I nod and stare at the branches of the trees as we pass by, saying nothing. I start physical therapy tomorrow, so I won't have much time to deal with visitors, or the energy. My injuries have left me with permanent scars, and a very small chance of getting my life back to normal. But for me, it's chance enough. I don't like statistics, because the mind always over-exaggerates, and makes the possible seem impossible. I know if I fight hard, which I will, I'll get back to normal in no time.


I don't weep clear salty tears anymore. I weep dark red tears of blood, and my whole body cries out for a release from this agony. But I know that wherever I am, I am alone, and no one is there to rescue me.

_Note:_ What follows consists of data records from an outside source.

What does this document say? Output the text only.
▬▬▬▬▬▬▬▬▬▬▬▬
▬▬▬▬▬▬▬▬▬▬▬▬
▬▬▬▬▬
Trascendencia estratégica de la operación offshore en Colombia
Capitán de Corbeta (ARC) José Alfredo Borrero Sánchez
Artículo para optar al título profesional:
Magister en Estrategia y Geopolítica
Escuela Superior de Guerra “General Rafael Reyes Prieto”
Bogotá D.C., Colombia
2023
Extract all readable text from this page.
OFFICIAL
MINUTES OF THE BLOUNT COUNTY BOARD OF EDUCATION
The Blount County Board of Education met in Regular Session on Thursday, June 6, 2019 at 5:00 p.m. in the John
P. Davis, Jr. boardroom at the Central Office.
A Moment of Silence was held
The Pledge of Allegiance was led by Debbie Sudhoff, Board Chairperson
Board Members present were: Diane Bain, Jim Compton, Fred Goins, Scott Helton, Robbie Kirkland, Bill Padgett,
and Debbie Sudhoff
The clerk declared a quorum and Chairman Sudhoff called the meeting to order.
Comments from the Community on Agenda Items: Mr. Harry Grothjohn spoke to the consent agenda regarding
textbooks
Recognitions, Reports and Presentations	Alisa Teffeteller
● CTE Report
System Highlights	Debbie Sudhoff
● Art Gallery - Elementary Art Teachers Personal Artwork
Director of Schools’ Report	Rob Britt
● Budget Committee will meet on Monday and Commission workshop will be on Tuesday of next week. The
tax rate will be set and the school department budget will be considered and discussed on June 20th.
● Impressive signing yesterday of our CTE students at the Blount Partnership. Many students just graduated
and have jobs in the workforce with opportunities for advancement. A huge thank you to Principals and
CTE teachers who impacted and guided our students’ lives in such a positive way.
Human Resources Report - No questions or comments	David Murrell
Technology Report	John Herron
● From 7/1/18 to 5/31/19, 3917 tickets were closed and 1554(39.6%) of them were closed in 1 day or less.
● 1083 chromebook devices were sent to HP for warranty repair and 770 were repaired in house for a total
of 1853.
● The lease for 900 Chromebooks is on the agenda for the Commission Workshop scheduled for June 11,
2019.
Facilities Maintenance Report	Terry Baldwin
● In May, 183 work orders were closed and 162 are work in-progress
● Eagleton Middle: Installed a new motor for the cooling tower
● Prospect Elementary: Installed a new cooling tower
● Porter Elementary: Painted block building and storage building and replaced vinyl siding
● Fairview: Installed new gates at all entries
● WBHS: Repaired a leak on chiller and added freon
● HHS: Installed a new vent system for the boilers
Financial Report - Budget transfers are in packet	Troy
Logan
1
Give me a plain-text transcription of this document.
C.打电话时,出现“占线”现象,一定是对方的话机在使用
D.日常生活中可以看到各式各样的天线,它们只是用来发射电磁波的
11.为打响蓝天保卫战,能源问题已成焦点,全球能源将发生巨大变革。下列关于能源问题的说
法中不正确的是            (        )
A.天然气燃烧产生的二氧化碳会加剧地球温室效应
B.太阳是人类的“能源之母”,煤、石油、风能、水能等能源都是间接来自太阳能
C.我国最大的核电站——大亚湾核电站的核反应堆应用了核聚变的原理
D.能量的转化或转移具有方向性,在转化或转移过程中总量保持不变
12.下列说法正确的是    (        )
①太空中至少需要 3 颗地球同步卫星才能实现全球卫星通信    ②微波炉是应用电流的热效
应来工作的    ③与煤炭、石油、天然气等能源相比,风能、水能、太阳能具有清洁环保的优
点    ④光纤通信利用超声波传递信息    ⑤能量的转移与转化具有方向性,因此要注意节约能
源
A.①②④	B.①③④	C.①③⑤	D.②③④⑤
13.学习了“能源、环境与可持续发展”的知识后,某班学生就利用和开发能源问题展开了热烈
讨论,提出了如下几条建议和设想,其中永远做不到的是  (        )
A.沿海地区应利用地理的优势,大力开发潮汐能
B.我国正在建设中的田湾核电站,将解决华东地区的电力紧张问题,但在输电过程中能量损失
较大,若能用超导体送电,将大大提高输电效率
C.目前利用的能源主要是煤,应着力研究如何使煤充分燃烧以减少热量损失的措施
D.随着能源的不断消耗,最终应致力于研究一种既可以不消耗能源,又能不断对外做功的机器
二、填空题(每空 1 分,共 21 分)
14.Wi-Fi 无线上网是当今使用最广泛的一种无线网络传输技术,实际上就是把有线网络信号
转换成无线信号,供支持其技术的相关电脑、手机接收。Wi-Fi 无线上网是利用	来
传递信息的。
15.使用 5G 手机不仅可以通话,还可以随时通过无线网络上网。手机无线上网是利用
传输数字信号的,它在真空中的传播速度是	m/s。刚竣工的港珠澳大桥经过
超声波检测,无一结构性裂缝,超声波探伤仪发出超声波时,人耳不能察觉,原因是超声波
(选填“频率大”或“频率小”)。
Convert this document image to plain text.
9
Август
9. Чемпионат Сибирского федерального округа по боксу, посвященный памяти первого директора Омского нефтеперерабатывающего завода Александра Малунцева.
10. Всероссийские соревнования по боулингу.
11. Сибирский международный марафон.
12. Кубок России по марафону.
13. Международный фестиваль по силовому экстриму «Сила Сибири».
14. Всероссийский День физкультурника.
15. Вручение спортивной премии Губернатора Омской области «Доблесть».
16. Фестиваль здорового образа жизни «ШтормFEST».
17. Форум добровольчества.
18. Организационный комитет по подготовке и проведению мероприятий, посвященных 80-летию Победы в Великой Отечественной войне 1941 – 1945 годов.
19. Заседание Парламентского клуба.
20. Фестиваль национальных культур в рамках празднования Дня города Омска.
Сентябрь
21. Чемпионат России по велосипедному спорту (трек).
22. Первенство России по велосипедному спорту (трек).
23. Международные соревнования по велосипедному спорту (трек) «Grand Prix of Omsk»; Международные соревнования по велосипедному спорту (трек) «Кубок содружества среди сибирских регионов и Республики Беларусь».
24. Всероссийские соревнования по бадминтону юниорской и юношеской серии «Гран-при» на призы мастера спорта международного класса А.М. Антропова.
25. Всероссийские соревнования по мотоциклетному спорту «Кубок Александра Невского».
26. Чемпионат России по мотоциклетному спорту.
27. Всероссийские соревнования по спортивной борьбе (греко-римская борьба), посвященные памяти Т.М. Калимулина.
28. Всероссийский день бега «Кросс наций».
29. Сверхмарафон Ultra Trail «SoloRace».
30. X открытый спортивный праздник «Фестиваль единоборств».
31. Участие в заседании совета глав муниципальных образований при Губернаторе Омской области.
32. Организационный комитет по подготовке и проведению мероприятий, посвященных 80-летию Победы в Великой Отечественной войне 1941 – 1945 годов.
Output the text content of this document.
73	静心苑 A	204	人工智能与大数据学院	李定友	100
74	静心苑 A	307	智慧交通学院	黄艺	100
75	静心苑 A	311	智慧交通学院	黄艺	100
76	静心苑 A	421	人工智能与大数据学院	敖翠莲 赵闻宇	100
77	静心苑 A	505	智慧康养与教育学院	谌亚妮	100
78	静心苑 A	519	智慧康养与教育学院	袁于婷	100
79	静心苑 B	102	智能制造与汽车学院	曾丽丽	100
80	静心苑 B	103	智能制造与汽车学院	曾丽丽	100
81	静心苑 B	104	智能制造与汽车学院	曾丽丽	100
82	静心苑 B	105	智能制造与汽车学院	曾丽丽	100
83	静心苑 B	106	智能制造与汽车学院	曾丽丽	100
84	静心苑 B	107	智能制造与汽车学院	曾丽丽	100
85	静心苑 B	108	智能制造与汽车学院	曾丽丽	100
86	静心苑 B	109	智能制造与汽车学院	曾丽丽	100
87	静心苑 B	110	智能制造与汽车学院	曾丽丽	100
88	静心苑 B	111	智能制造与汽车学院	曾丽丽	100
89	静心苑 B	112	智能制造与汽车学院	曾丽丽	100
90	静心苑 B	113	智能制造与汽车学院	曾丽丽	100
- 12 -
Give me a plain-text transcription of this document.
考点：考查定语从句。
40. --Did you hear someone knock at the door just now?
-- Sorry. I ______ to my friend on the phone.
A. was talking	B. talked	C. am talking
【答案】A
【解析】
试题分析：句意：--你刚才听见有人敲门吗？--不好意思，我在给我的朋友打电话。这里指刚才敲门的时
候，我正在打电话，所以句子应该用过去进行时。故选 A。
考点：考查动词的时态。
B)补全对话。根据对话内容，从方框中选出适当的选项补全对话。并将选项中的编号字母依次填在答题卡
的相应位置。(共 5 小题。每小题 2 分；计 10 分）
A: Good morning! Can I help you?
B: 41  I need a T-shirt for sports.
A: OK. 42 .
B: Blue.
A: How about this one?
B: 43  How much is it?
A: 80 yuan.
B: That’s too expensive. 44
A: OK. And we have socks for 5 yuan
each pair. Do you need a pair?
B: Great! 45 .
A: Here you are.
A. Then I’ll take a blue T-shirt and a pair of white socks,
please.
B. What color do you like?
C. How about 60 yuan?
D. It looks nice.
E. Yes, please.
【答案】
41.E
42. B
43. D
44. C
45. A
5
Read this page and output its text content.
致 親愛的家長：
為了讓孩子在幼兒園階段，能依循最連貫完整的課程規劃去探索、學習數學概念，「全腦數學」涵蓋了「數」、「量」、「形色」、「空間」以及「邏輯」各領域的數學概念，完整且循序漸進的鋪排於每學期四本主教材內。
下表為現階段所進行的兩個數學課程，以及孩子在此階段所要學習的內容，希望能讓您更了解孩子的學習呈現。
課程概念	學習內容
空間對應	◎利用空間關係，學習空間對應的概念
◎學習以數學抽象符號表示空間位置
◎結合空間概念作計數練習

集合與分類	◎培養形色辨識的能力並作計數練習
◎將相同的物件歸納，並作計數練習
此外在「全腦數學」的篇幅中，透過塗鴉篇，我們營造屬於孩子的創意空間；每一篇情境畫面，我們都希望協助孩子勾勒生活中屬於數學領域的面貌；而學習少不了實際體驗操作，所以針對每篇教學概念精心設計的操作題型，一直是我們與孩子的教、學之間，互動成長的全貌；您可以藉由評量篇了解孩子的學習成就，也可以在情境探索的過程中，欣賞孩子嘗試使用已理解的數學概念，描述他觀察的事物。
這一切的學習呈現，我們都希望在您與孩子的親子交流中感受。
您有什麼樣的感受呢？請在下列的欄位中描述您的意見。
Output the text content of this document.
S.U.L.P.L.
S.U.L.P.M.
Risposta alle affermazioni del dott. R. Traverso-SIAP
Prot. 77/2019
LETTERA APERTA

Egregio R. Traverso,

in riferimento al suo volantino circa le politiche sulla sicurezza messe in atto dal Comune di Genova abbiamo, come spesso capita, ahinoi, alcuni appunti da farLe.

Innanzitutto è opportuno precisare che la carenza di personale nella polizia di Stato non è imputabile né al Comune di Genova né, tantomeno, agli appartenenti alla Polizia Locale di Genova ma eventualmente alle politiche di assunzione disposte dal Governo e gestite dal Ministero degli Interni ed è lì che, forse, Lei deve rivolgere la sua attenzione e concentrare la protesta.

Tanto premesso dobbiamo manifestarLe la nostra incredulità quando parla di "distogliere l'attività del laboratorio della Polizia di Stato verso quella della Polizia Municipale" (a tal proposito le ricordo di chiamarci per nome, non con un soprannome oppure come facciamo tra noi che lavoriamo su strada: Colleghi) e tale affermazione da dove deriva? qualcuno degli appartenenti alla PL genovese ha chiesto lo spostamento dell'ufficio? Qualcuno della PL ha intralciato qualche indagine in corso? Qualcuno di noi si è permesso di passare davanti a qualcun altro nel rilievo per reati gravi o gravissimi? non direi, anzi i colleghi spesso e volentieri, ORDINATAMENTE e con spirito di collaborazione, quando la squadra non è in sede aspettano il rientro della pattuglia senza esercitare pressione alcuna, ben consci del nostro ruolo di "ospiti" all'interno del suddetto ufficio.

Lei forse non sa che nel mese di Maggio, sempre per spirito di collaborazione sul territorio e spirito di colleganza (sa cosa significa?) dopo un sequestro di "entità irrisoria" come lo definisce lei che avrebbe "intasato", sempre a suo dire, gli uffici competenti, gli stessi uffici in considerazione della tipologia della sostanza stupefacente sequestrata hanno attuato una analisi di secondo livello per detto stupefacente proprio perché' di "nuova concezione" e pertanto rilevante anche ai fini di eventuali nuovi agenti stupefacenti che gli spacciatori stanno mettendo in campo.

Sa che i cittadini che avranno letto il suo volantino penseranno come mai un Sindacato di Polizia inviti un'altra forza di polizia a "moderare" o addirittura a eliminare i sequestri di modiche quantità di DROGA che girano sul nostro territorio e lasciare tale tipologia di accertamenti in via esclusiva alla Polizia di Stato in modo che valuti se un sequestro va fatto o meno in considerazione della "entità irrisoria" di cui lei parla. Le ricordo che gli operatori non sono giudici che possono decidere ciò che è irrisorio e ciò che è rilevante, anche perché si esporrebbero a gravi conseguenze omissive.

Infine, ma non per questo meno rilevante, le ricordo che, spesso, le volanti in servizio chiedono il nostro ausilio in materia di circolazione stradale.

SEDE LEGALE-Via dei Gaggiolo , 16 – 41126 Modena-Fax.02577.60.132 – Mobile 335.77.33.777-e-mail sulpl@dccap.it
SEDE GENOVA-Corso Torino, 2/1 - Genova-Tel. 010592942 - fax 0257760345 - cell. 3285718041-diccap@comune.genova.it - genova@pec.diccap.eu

I clench my fist and push away the beginnings of one of the darkest memories and stare at the building that will be my new home for the next six weeks. Even though I asked them not to, Jyuudaime and Yamamoto go with me through the front door, and into the lobby.

The place is nicer on the inside than it looks on the outside, but I still don't want to be here. I glance around with a scowl on my face. I have a feeling that this is going to be similar to the torture I went through that landed me here in the first place. Fan-fucking-tastic. I roll myself into what seems to be the head office, Yamamoto and Jyuudaime following my pace. The secretary looks up and smiles when I enter. "Welcome! I assume you must be Gokudera-chan! Your PT nurse should be here in just a few minutes." Then she totally ignores me and devotes all her attention to Jyuudaime and Yamamoto, which I'm not at all surprised by. Ignore the cripple.

My PT nurse is a semi-buff college looking guy with an afro. He takes me back to the back so fast that I don't have a chance to say anything, and soon has me mentally cursing him to hell. Granted I can do all the exercises he gives me, but it doesn't mean they don't hurt!

I am wrong. This is going to be way worse than torture. Because this, as it turns out, is completely voluntary.